Ricardo Relosa (born March 16, 1960), is a retired Filipino professional basketball player in the Philippine Basketball Association, where he played both center and forward positions. After a brief amateur career where he became part of the first batch of local players recruited for the national training team, the Northern Cement basketball team coached by the late Ron Jacobs, Relosa turned professional in 1982 playing for the popular Toyota Super Corollas team.

==PBA career==
As one of the four new acquisitions of Toyota Super Corollas in the 1982 PBA season, Relosa distinguished himself as a reliable and effective defensive player in two seasons with the Silverio-owned franchise. When the team disbanded before the start of the 1984 season, he was among the seven players absorbed by newcomer Beer Hausen Brewmasters, which bought the Toyota franchise. After spending one season playing under his former teammate and now playing-coach Robert Jaworski at Ginebra San Miguel in 1985, Relosa was shipped to newcomer Alaska Milk in 1986.

He played four seasons with Alaska, and in his first year, he was named Most Improved Player. Relosa also became known as half of the vaunted "Bruise Brothers" with Yoyoy Villamin in his next three seasons with the Milkmen. In 1990, he was unprotected by the ballclub and was signed by expansion team Pepsi-Cola, the third new team he had joined in the last seven years. After a woeful stint with Pepsi, Relosa left for the United States and most thought he would migrate there for good. But Ricky soon found himself in the Shell roster midway in the 1991 PBA All-Filipino Conference.

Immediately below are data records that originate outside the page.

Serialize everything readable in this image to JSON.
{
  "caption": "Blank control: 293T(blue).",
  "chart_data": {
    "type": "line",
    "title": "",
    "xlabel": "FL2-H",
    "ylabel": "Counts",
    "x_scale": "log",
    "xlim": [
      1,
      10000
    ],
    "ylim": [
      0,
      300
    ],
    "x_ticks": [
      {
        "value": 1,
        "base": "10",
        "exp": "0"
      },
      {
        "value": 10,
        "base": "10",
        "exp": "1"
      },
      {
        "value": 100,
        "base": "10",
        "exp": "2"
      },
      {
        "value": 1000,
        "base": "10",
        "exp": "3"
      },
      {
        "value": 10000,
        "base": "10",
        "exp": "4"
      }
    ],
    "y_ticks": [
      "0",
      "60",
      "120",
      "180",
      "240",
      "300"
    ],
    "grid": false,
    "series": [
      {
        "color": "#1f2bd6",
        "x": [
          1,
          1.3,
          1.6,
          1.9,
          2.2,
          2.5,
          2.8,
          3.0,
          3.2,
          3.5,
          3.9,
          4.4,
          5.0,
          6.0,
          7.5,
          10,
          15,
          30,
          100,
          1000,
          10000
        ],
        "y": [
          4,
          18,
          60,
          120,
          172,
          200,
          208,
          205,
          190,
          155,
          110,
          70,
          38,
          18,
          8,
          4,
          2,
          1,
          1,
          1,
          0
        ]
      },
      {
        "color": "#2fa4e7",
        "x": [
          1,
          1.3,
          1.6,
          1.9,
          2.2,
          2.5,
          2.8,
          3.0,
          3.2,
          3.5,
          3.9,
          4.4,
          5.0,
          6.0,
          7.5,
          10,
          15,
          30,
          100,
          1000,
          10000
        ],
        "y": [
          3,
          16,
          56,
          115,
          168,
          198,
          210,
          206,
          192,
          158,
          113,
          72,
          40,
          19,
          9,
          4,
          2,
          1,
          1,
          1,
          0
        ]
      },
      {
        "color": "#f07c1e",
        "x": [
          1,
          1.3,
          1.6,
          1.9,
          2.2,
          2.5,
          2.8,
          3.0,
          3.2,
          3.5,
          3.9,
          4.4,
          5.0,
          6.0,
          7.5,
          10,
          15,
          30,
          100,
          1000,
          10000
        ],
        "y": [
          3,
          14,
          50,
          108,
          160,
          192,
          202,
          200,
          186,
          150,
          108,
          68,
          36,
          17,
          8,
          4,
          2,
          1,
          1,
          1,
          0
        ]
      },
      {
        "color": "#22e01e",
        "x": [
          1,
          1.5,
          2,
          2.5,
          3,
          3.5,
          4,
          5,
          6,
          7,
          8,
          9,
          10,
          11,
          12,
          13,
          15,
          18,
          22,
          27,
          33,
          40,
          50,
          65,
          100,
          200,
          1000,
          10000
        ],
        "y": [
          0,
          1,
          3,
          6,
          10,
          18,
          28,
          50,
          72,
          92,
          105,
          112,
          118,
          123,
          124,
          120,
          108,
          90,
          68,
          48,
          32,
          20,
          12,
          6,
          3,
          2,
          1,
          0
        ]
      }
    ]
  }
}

In 1992, ten years after he won two championships with Toyota as a rookie, Relosa became part of the champion team again with Shell winning the first conference crown. In his final PBA season, he triggered some sort of a "war" between the PBA and Games and Amusements Board (GAB) when he punched Swift import Ronnie Thompkins on the nape during the Shell-Swift encounter in the Commissioner's Cup. Relosa was suspended by then-commissioner Rey Marquez but the GAB decided to revoke his license, thus sparking a war of principles between the two bodies. Eventually, Relosa was allowed to play in the third conference after the Games and Amusements Board soften up on its stand.